I can’t even describe the initial excitement and satisfaction of signing the contract for my book, knowing many people would soon be reading and enjoying it. 5310 Publishing asked me to record the unboxing of my debut in real-time, knowing the genuine excitement motivates and inspires other writers. My publisher is all about spreading goodness and meaningful information that will benefit the entire writing community.

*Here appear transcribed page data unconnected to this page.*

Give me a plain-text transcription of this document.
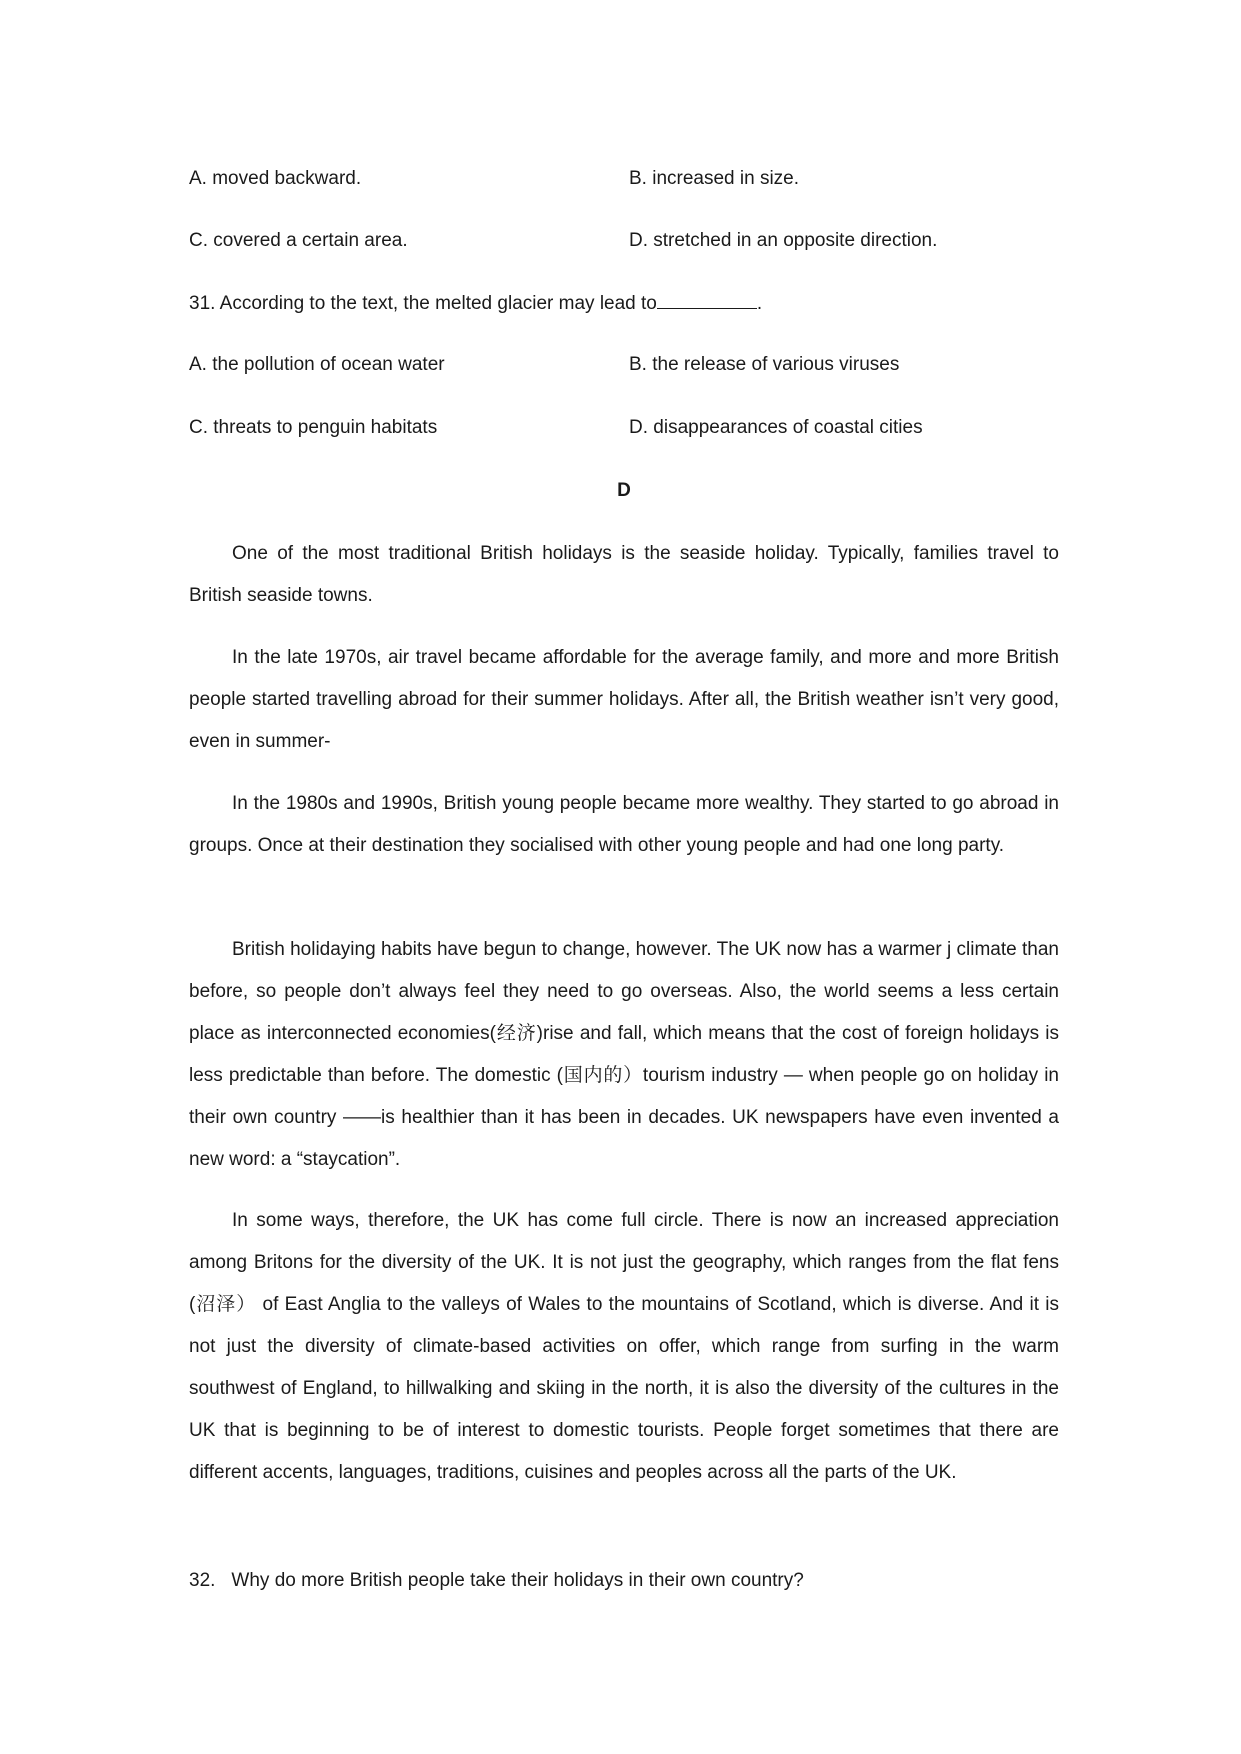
A. moved backward.	B. increased in size.
C. covered a certain area.	D. stretched in an opposite direction.
31. According to the text, the melted glacier may lead to	.
A. the pollution of ocean water	B. the release of various viruses
C. threats to penguin habitats	D. disappearances of coastal cities
D

One of the most traditional British holidays is the seaside holiday. Typically, families travel to British seaside towns.

In the late 1970s, air travel became affordable for the average family, and more and more British people started travelling abroad for their summer holidays. After all, the British weather isn’t very good, even in summer-

In the 1980s and 1990s, British young people became more wealthy. They started to go abroad in groups. Once at their destination they socialised with other young people and had one long party.

British holidaying habits have begun to change, however. The UK now has a warmer j climate than before, so people don’t always feel they need to go overseas. Also, the world seems a less certain place as interconnected economies(经济)rise and fall, which means that the cost of foreign holidays is less predictable than before. The domestic (国内的）tourism industry — when people go on holiday in their own country ——is healthier than it has been in decades. UK newspapers have even invented a new word: a “staycation”.

In some ways, therefore, the UK has come full circle. There is now an increased appreciation among Britons for the diversity of the UK. It is not just the geography, which ranges from the flat fens (沼泽） of East Anglia to the valleys of Wales to the mountains of Scotland, which is diverse. And it is not just the diversity of climate-based activities on offer, which range from surfing in the warm southwest of England, to hillwalking and skiing in the north, it is also the diversity of the cultures in the UK that is beginning to be of interest to domestic tourists. People forget sometimes that there are different accents, languages, traditions, cuisines and peoples across all the parts of the UK.

32. Why do more British people take their holidays in their own country?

Eric Williams of 5310 Publishing is the mastermind behind the beautiful cover of A Kiss to Wake Me. He designed dozens of covers for the novel before he finally knew he had it just right. I had a lot of say throughout the process, and his intuition of knowing the story and my vision culminated in the best cover for the book. The dogwood flower featured on the cover was solely his idea. The flower represents love, durability, and the ability to withstand various challenges in life, important themes in A Kiss to Wake Me. Through my experience of getting my first novel published, I learned quickly how much goes into the process. The publishing company must negotiate contracts, take the time to comb over the novel, add blurbs and reviews, typeset the book, and then send it for printing, which I have learned is quite expensive. Of course, this is only after hours of getting the front and back covers just right, not to mention all the marketing that must be done to promote the completed book. It all takes more time and effort than most people realize, and we’re discussing only one book here among many the publisher is working on to get to market.
With great risk comes great rewards. If you want something badly enough, the time and effort are worth it. I would advise writers to just keep writing until the end of their novel without looking back at what they’ve already written. Set a time daily to write without stopping. Only after you are finished with the entire first draft, should you allow yourself to go back to edit and revise.
My current WIP is a rom-com, and, it’s coming along quite well, albeit slowly, as I have limited time this go-around. I am not putting any time constraints on myself with this novel, which is liberating. It remains to be seen if it’s beneficial in the long run to have an open deadline. Aren’t we all just still experimenting with what works best for us on our writing journeys?